- mer, 06/11/2024 - 15:48
KINSHASA, PARIS, BRUXELLES.
Le Soft International n°1623|MERCREDI 6 NOVEMBRE 2024.
par le Professeur Tryphon Kin-kiey Mulumba.
Je signe ce texte que je veux court. En effet, à une époque de hyper médiatisation, on regarde, on écoute, on lit peu. Je veux parler Congo, en peu de mots. Prenons un exemple : nous nous vantons de tout (avec raison). De notre pays, le plus riche du monde, avec mille minerais, les plus rares, les plus recherchés. De notre Constitution, qui prône la démocratie avec comme conséquence une flambée d'églises à chaque coin de rue voire deux ou trois sur un même terrain, d'ONGs à la pelle, de partis, de regroupements politiques à chaque coin de rue, de médias, désordonnés, qui tirent à boulets rouges, à tout va, se tirent dessus, sauf exception, stipendiés, financés par des hommes politiques dans un seul but: abattre l'autre. Une formule qui nourrit tant, séduit tant, dans un contexte d'absence criante d'emplois, d'entreprises commerciales. Est-ce ce modèle de développement, de décollage économique pour nos pays? N'est-ce pas là un piège tendu? Je me rappelle comment j'avais été satisfait un jour d'entendre, de la bouche d'éminents professeurs de Harvard, ce qui fut longtemps ma conviction : «Les Occidentaux avaient été surpris par l'Asie ; ils se sont depuis organisés pour que jamais l'Afrique ne les surprenne. Retenez que jamais vos pays ne se développeront un jour».

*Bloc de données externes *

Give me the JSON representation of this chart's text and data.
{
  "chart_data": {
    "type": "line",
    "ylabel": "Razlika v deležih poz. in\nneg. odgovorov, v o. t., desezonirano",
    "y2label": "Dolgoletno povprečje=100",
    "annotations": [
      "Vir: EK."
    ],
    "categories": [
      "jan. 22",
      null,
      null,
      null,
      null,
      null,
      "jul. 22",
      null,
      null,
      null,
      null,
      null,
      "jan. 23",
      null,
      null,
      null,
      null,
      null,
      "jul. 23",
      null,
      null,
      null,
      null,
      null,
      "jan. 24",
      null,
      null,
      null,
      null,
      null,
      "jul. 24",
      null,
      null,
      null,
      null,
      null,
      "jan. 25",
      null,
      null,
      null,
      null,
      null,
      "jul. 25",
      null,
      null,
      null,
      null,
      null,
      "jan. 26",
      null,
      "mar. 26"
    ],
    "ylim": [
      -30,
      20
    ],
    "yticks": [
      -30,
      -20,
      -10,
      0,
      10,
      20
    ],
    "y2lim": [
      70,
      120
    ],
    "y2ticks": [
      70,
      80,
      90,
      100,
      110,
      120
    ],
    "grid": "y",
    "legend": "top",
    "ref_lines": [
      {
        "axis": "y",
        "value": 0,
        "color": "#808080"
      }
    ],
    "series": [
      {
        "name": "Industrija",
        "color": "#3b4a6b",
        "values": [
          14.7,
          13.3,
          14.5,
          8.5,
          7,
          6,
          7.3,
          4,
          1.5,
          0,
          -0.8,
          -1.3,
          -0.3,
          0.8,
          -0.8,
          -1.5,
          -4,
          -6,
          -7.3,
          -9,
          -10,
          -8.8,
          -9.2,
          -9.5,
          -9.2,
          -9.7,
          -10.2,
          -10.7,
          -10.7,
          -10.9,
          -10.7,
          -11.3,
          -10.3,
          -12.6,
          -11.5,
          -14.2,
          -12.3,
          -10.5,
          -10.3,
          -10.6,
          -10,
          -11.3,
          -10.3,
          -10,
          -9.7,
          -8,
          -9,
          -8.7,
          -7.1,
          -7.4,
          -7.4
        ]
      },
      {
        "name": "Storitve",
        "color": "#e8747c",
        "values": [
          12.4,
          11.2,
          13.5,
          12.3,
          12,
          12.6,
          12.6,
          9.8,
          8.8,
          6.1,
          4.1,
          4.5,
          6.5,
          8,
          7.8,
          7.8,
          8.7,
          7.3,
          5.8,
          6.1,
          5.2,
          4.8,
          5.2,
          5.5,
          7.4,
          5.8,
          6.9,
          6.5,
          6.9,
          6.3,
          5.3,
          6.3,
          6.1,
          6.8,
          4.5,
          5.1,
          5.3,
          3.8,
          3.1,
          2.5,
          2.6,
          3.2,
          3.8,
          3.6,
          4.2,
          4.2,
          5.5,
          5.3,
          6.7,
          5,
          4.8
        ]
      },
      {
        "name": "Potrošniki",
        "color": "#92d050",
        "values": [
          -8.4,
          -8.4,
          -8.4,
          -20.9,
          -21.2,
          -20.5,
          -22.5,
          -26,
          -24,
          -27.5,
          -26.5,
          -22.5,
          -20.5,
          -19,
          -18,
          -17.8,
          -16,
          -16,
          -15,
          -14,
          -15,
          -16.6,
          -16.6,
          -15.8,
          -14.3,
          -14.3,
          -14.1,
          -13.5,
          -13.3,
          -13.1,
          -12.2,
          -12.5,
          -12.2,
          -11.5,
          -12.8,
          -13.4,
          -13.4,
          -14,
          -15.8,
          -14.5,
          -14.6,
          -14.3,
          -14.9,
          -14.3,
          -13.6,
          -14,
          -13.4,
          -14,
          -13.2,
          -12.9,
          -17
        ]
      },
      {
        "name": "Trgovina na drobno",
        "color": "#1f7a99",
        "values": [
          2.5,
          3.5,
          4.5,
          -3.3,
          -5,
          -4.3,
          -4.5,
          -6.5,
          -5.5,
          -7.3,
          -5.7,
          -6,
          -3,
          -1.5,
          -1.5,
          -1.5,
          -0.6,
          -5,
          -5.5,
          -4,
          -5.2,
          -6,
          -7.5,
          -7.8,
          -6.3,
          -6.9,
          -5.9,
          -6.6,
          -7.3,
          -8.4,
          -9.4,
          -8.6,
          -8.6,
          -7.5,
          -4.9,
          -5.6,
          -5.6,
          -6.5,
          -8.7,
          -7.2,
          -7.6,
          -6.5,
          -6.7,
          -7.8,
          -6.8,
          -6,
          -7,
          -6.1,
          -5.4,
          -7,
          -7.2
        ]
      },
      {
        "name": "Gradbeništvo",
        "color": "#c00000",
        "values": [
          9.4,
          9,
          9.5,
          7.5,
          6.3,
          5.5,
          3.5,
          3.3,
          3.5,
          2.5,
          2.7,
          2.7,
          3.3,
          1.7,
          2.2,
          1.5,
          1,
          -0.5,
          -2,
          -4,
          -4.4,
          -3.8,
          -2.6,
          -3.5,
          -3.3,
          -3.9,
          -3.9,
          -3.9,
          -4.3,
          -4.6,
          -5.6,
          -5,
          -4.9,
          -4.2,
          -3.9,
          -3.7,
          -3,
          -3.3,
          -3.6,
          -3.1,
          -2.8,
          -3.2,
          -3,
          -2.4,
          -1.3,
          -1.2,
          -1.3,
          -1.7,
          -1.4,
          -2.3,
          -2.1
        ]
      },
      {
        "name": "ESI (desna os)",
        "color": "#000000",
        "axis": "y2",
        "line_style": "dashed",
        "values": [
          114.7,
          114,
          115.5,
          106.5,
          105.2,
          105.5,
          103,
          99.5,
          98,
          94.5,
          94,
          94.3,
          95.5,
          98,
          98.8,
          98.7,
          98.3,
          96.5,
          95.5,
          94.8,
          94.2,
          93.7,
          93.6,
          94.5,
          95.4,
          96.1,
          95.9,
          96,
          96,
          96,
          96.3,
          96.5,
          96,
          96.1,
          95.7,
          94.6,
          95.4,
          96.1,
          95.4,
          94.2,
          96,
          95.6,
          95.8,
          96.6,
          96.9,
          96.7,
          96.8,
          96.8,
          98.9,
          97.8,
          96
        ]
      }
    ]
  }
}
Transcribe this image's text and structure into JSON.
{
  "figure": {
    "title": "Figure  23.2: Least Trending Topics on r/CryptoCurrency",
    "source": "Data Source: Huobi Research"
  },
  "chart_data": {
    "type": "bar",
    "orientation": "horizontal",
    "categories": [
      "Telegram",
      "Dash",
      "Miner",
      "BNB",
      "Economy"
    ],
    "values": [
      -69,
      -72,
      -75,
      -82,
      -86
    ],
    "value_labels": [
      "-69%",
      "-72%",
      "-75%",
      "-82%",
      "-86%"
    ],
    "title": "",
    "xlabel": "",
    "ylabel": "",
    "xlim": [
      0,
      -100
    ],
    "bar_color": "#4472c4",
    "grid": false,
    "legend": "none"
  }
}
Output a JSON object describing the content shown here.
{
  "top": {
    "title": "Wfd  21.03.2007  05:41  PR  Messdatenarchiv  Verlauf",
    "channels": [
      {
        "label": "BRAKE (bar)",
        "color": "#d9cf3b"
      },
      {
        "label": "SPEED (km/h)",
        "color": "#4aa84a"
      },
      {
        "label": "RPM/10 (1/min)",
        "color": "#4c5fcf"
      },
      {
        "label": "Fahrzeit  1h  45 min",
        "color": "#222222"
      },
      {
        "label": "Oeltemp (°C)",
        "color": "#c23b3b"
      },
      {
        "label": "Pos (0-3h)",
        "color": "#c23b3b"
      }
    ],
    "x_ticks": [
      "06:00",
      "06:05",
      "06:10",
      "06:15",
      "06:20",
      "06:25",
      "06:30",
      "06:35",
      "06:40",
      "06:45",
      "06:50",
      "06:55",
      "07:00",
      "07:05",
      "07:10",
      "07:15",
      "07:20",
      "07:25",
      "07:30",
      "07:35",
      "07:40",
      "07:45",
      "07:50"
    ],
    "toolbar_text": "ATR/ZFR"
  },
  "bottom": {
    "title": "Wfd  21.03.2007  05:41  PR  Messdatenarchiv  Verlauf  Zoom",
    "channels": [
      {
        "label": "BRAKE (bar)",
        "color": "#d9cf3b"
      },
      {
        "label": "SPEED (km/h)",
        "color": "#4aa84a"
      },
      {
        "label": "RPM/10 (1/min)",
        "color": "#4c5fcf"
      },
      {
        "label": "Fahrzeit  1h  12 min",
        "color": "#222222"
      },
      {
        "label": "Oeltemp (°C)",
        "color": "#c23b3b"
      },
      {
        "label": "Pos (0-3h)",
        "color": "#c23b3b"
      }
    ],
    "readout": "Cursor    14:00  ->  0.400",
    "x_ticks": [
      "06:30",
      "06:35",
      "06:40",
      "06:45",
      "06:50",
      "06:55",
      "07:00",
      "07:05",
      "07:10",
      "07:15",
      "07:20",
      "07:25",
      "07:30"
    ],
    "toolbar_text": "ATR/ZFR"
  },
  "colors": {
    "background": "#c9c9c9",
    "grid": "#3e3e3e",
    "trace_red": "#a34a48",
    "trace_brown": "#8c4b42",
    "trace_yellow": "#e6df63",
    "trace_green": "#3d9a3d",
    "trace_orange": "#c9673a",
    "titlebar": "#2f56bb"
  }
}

Posons-nous des questions. Ce système imaginé, vanté, imposé à nos pays, par les Occidentaux, savons-nous qu'il est pleinement à leur service ? Comment expliquer qu'au nom de la liberté de parole, de la liberté de presse, leurs médias soft power envahissent tant nos pays au point non seulement d'occuper nos salons et nos espaces ouverts, mais de s'afficher sur des panneaux publicitaires géants plantés dans nos rues et avenues? Quel (s) but (s) poursuivent-ils quand par ailleurs ils nous chassent de chez eux? Ne faut-il pas que nous, plus que jamais, nous pensions à nos pays, à nous-mêmes ? Quand l'Occident impose la démocratie à nos pays, pourquoi ne la réclame-t-il pas partout dans le monde? Voyons la sous-région. Regardons l'Afrique. Regardons le monde. Posons-nous des questions. Comment expliquer que l'Occident respecte tant la Chine (la redoute, la craint), cette Chine à qui, il y a vingt ans, un Français, Alain Peyreffitte, consacrait un livre monument : « Quand la Chine s'éveillera, le monde tremblera » (Paris, Fayard, 1973, thèse : vu la taille et la croissance de sa population, la Chine finira inexorablement par s'imposer au reste du monde dès qu'elle maîtrisera une technologie suffisante) et, plus tard, en écho: « La Chine s'est éveillée », Paris, Fayard, 1976. Face à la Chine, quel pays ne tremble pas désormais ? Quel modèle de développement la Chine a-t-elle mis en œuvre ? Existe-t-il en Chine des chefs religieux, des partis politiques, des médias qui tirent sur leur régime et se font entendre? Quel pays dans la sous-région importerait le modèle congolais et quel pays est autant menacé de l'extérieur que le Congo? Pensons-nous qu'en écoutant tant l'extérieur, en nous nous agenouillons tant, en nous rampant tant face à l'extérieur, cela permettra à nos pays d'aller de l'avant ? Ce qui se passe aujourd'hui dans le monde (Gaza, Liban, Ukraine, etc.) n'est-ce pas une chance pour nos pays d'écrire notre page?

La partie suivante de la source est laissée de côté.